El Butano Popular

Librepensamiento y explicaciones

Los más proclives a decir esto son los desentonados

Carlos Acevedo Esto nunca fue mejor— 26-10-2011

Según me cuentan, un hombre tiene la fórmula para detectar, identificar y, supongo, explicar si una obra permite ser calificada como arte. La intuición me dice que la gramática de dicha fórmula permite dilucidar, también, el por qué del arte o, inclusive, la intentio autoris. Suelo fantasear con los paréntesis de la misma, y debo admitir que soy incapaz de asignarle un valor determinado a las incógnitas que se han de despejar. Me gusta la idea de que la técnica corresponda al valor que oculta X, cosa completamente válida en España, que es donde vive este señor, así como me lleva a la digresión pensar qué pasaría si la relación de la obra con su tradición se valorara con Y, cosa que en España se cuestionaría, pues, al ser también una conjunción, pondría en evidencia las fricciones que surgen cuando por tradición se apela a esas naciones peninsulares que no son o no hablan como en la capital, y viceversa. También he pensado sobre qué forma tendría la parábola si la fórmula contemplara alguna ecuación polinómica. Alrededor de esto suelo pasar los ratos muertos, lo cual tiene bastante gracia: no sé nada de cálculo integral, siquiera soy capaz de figurarme qué es el cálculo parcial. Aún así, me preocupa saber si la fórmula admite valores positivos o negativos y me detengo en aventurar o conjeturar si, en el sistema de valores diseñado por este hombre, que creo jubilado o con una pensión por invalidez, el cero es un valor determinante. Por pura lógica, el cero debería ser el valor exacto del arte. De esta manera, la representación gráfica del arte en dicha fórmula sería igual a su incidencia en la sociedad pues la adición de ceros a la derecha de un número cualquiera asigna, según los papelotes, la importancia o relevancia de una obra.

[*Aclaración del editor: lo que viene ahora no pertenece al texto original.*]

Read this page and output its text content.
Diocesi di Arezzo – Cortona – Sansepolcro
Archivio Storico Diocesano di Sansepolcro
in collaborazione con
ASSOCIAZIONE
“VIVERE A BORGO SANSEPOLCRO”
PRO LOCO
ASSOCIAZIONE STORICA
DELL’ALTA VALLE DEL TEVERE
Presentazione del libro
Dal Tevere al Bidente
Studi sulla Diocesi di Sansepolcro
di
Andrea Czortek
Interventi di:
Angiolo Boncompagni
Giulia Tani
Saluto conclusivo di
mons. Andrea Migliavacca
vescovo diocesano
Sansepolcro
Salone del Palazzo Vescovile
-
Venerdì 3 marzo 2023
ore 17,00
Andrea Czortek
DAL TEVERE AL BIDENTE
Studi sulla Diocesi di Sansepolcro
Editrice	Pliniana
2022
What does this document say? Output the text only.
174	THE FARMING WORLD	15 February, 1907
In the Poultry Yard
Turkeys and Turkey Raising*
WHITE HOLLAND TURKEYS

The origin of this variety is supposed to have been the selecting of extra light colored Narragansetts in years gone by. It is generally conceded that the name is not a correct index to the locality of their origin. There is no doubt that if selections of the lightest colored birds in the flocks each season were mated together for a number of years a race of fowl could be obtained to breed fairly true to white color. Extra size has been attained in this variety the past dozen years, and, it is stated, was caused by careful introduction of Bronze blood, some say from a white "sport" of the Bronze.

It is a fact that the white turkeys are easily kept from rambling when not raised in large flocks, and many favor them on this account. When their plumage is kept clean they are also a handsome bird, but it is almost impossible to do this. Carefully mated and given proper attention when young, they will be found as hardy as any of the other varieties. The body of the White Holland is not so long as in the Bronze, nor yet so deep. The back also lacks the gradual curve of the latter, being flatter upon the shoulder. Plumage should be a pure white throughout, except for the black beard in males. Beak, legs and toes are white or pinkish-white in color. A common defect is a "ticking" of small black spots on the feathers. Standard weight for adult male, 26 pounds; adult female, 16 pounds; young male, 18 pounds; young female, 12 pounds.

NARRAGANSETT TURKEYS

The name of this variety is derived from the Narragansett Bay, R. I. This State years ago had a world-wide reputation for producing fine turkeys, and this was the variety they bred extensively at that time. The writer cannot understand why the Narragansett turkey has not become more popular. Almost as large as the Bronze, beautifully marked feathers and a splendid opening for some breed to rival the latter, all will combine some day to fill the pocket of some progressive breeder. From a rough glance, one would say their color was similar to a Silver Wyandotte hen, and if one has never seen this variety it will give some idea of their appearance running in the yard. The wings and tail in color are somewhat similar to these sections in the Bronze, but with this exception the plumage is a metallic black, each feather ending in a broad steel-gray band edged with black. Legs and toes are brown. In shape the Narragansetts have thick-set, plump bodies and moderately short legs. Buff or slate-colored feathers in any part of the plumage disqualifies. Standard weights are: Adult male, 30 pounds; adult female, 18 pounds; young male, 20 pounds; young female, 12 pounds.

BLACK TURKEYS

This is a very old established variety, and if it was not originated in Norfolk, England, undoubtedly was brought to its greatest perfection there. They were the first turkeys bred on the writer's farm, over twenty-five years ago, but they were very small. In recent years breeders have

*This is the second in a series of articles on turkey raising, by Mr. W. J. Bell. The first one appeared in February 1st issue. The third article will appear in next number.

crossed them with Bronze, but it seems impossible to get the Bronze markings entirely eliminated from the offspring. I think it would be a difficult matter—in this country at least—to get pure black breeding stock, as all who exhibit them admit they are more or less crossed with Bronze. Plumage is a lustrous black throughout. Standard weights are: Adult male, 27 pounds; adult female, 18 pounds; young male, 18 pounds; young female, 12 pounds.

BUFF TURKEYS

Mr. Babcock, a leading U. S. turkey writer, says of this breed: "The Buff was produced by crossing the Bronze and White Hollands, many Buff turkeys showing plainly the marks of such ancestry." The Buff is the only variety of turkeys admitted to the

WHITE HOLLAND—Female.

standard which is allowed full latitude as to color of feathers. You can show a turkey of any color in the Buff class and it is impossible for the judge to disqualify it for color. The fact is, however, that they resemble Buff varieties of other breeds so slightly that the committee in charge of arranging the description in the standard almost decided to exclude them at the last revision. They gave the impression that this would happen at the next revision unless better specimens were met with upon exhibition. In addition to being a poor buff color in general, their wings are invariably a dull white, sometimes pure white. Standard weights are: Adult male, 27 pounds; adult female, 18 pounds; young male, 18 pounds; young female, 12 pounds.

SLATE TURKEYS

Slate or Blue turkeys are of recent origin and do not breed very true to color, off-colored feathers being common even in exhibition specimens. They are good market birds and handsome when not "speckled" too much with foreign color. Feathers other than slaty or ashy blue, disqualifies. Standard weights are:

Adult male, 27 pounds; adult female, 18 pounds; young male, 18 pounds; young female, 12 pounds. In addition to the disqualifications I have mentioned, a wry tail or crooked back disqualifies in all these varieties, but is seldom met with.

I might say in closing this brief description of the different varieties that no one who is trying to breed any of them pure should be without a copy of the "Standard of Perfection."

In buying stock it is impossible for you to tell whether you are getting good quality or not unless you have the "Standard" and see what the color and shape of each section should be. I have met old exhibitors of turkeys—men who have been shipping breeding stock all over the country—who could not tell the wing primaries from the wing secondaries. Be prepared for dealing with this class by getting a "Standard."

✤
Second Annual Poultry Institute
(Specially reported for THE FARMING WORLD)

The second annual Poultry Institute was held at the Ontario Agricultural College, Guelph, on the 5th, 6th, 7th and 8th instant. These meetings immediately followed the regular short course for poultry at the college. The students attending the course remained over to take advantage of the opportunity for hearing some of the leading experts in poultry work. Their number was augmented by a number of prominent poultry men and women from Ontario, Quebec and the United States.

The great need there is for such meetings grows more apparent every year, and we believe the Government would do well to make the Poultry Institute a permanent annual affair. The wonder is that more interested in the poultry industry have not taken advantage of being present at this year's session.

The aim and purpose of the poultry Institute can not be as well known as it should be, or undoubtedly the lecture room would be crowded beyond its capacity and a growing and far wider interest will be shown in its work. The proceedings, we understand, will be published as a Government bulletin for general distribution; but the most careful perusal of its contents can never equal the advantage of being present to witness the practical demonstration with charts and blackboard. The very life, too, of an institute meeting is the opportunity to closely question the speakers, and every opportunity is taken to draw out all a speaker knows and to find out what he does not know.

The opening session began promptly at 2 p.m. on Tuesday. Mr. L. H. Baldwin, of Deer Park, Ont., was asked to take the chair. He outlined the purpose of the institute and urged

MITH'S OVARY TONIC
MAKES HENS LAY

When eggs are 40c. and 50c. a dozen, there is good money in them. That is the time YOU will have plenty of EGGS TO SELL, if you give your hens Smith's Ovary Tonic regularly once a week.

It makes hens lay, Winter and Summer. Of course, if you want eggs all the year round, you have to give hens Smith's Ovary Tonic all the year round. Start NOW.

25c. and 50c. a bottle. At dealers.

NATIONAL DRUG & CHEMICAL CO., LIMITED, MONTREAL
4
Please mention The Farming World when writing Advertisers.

Pero esto no acaba aquí. Este hombre también ha construido una maqueta a escala del universo y con este gesto lo ha corregido, pues lo considera mal diseñado y peor dispuesto. No sé muy bien cómo piensa reordenarlo, como tampoco sé si la colección de todos los libros posibles en la que trabaja desde hace años está formada por un sólo libro que lo contiene todo o por varios cuyo valor distintivo estriba en que contienen una posibilidad, acotada a la vez que abierta, de obra literaria. Imagino que esta incompleta obra magna de la literatura universal está construida a partir de volúmenes que se diferencian entre sí porque tratan lo cotidiano o lo programático. De ser así, en un pueblo perdido de España se estaría gestando la obra literaria más contundente y extraña que se haya escrito, dado que entre la minuciosidad de los detalles y la prefiguración del absoluto literario estribaría todo aquello que no respira ni se mueve pero que parece tener pulso.

Pienso muy seguido en este señor, admiro el relato de las características de su trabajo. Me fascinan su evidente y prístino interés por la cultura, su encierro y el altruismo que parece deslizarse de lo que ha llegado a mis oídos.

A veces imagino que las preguntas que me hago respecto a su trabajo se las hago directamente. Nunca responde, sólo me mira con cara de que no he entendido nada, posiblemente subrayando que nunca lo haré, cosa en la que tendría más razón que un santo. Otra vez, enumero nada más que conjeturas: no le conozco, y la distancia que nos separa ahora mismo no me permitiría interpretar sus gestos en el caso de que nuestro hipotético encuentro llegase a realizarse. Pienso en él cada vez que alguien habla de alta literatura o de literatura de verdad o de arte a secas y con mayúsculas y con la boca llena del ir ponderando cuatro o diez letras. Como se ve, soy asiduo a frecuentar la prensa cultural o los textos que indagan en la cultura y por ello me he visto obligado a pensar en él en varias ocasiones. Lo hago porque mantengo que es muy fácil decir o escribir que el arte se ha convertido en mercancía —como si alguna vez hubiese sido otra cosa—, así como me resulta difícil comprender a quien pondera que la literatura se ha agotado en fórmulas esdrújulas y dueñas de un esqueleto teórico que parece fluorescente como disfraz de Halloween. Esto último es parecido a decir que la literatura muchas veces se viste de muertos para ocupar un lugar sugerente en nuestra inamible actualidad, lo cual me recuerda que lo certero no tiene por qué comportar un juicio de valor. O no, al menos, uno de carácter absoluto e irrevocable.